Psychosomatic Medicine, Technische Universität München, Munich,

Germany.

Abstract

Objective. To systematically review the efficacy of acupuncture in

fibromyalgia syndrome (FMS).

Methods. MEDLINE, PsychInfo, EMBASE, CAMBASE and the Cochrane Library

were screened (through July 2009). The reference sections of original

studies and systematic reviews for randomized controlled trials (RCTs)

on acupuncture in FMS were searched.

Results. Seven RCTs with a median treatment time of 9 (range 6–25)

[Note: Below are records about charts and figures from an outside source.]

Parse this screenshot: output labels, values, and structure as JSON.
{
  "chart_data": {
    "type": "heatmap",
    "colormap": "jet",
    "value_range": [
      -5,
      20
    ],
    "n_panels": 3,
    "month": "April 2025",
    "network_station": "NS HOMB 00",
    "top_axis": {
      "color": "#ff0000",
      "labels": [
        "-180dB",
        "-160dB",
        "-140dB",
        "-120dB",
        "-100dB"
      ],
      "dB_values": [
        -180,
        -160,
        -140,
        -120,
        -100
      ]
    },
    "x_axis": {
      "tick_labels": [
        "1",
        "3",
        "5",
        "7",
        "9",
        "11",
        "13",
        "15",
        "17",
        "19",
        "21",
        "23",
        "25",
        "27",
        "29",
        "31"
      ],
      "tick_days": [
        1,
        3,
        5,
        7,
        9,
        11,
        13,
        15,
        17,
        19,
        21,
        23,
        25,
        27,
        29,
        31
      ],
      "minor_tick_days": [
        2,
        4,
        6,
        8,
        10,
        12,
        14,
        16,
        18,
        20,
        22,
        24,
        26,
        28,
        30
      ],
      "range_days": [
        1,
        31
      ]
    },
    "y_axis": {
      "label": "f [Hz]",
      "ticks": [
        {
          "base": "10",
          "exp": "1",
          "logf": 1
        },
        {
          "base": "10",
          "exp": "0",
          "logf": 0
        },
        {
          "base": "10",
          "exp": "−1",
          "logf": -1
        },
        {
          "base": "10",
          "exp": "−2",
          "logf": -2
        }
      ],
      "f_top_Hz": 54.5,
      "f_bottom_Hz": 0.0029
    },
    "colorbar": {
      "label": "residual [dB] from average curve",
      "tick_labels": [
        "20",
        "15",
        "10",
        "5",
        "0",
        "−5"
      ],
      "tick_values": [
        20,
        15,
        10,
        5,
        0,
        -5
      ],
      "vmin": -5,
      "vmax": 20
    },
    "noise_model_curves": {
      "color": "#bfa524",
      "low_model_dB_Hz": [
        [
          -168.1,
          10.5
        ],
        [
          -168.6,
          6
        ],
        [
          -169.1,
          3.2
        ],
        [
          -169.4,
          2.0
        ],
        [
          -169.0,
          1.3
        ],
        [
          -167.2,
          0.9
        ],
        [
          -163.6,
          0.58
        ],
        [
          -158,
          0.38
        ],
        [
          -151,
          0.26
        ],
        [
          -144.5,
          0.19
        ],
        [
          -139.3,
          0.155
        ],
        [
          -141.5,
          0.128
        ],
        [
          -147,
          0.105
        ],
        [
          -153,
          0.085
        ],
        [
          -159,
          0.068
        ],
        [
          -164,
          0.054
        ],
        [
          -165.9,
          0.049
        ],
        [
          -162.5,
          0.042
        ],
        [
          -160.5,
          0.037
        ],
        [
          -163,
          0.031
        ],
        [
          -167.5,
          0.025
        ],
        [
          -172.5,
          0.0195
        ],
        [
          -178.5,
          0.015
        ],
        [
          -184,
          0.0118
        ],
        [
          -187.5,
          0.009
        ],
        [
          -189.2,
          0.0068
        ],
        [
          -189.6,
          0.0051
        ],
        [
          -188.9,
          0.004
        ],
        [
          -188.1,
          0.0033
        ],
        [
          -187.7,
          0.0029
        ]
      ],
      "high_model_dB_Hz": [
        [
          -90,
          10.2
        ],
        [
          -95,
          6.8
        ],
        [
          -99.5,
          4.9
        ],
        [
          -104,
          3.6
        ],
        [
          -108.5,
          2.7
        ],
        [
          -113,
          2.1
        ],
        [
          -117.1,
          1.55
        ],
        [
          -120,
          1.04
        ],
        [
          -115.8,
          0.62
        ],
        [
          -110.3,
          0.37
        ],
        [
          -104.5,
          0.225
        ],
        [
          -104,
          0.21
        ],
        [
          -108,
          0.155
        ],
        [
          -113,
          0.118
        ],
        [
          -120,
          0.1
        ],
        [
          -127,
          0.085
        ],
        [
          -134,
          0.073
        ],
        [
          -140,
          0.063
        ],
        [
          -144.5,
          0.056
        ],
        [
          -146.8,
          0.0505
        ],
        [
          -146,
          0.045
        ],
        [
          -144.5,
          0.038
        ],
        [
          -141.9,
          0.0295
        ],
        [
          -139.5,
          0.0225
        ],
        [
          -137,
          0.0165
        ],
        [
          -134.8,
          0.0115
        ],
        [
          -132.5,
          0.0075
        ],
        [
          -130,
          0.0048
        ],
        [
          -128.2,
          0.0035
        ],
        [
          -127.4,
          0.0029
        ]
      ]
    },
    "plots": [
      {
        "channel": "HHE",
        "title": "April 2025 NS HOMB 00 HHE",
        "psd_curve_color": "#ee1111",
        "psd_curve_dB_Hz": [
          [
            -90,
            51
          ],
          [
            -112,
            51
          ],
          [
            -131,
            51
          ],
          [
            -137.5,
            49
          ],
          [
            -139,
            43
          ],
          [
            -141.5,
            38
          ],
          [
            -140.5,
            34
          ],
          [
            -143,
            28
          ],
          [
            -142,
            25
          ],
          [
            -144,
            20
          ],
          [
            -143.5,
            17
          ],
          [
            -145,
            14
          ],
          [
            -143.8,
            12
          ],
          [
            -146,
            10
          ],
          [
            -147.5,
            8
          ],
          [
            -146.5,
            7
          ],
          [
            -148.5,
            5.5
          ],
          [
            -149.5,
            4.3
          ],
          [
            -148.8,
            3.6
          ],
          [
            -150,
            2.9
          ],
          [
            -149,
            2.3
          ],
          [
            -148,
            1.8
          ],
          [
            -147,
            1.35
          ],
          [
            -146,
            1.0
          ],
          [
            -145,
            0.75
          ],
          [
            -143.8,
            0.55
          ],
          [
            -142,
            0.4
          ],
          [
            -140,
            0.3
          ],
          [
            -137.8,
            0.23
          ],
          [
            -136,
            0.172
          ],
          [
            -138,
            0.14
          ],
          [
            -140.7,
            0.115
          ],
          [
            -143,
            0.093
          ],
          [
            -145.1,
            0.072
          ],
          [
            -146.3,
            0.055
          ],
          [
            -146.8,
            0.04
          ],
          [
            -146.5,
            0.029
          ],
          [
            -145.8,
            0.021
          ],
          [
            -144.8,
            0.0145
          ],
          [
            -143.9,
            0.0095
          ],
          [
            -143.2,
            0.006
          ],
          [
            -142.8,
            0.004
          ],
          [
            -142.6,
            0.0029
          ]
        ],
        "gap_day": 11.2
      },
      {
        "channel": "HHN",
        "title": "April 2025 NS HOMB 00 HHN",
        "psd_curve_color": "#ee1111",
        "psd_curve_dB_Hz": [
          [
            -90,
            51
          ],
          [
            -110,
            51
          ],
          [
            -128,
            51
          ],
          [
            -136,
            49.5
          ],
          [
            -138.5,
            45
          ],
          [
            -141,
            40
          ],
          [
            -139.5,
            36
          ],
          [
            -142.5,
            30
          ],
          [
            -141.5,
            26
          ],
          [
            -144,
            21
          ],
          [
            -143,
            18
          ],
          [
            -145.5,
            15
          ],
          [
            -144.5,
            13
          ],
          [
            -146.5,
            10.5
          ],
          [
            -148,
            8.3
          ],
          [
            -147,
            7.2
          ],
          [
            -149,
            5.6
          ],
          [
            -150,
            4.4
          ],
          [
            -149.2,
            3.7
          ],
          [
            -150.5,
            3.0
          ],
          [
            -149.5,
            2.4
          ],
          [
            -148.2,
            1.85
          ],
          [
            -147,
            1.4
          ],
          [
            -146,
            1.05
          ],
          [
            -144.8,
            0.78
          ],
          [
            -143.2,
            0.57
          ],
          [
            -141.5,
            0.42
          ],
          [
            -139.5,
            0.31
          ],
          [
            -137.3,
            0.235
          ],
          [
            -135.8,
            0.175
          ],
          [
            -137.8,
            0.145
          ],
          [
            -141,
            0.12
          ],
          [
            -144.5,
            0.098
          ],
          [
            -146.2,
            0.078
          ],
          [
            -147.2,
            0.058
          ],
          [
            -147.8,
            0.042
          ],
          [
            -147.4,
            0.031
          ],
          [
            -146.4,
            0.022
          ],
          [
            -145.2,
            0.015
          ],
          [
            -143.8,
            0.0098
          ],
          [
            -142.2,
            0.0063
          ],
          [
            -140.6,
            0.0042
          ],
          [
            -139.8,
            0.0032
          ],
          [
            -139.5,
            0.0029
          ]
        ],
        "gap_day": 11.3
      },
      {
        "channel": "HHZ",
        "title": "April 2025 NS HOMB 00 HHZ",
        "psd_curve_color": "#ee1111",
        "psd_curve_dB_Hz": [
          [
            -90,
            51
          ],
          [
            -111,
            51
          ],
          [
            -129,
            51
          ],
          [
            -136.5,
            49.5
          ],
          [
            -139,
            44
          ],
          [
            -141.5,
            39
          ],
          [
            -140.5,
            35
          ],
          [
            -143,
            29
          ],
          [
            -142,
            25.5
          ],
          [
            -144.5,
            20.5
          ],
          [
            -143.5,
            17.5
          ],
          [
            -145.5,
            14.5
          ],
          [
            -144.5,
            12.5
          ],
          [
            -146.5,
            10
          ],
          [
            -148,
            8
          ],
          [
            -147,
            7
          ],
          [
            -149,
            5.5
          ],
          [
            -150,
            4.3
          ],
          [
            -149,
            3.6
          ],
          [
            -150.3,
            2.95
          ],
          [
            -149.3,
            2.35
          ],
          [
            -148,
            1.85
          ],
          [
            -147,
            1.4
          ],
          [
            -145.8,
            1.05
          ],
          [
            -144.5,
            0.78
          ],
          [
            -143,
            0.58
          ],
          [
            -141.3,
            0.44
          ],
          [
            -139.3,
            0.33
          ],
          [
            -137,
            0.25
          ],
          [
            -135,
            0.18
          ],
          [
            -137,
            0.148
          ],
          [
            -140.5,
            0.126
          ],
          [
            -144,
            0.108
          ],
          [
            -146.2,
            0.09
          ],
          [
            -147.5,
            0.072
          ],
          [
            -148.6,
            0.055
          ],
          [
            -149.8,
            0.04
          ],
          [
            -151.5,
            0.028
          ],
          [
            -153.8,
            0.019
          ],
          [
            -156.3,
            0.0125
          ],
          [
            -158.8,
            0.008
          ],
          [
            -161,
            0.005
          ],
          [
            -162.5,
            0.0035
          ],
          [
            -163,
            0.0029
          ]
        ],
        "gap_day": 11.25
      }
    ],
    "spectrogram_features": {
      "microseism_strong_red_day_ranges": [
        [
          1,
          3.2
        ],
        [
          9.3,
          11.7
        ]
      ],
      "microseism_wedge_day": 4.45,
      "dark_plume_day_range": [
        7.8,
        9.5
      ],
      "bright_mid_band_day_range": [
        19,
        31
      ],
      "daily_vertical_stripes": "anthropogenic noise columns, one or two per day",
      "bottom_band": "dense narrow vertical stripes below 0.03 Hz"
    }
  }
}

sessions and 385 patients were included. Outcomes of interest were key

symptoms of FMS, namely pain, fatigue, sleep disturbances, reduced

physical function and side effects at post-treatment. Follow-up of two

RCTs with a median follow-up of 26 weeks was available. Standardized

mean differences (SMDs) comparing verum and control acupuncture were

calculated. Strong evidence for the reduction of pain (SMD –0.25; 95%

CI –0.49, –0.02; P = 0.04) was found at post-treatment. There was no

evidence for the reduction of fatigue and sleep disturbances, or the

improvement of physical function at post-treatment. There was no

evidence for the reduction of pain and improvement of physical

function at the latest follow-up. Subgroup analyses resulted in

moderate evidence for a significant and small reduction of pain at

post-treatment in studies with electro-stimulation and individualized

acupuncture. Stratifying the type of controls (penetrating vs

non-penetrating control acupuncture) did not change the results.

Significant reduction of pain was only present in studies with risk of

bias. Side effects were inconsistently reported.

Conclusion. A small analgesic effect of acupuncture was present,

which, however, was not clearly distinguishable from bias. Thus,

acupuncture cannot be recommended for the management of FMS.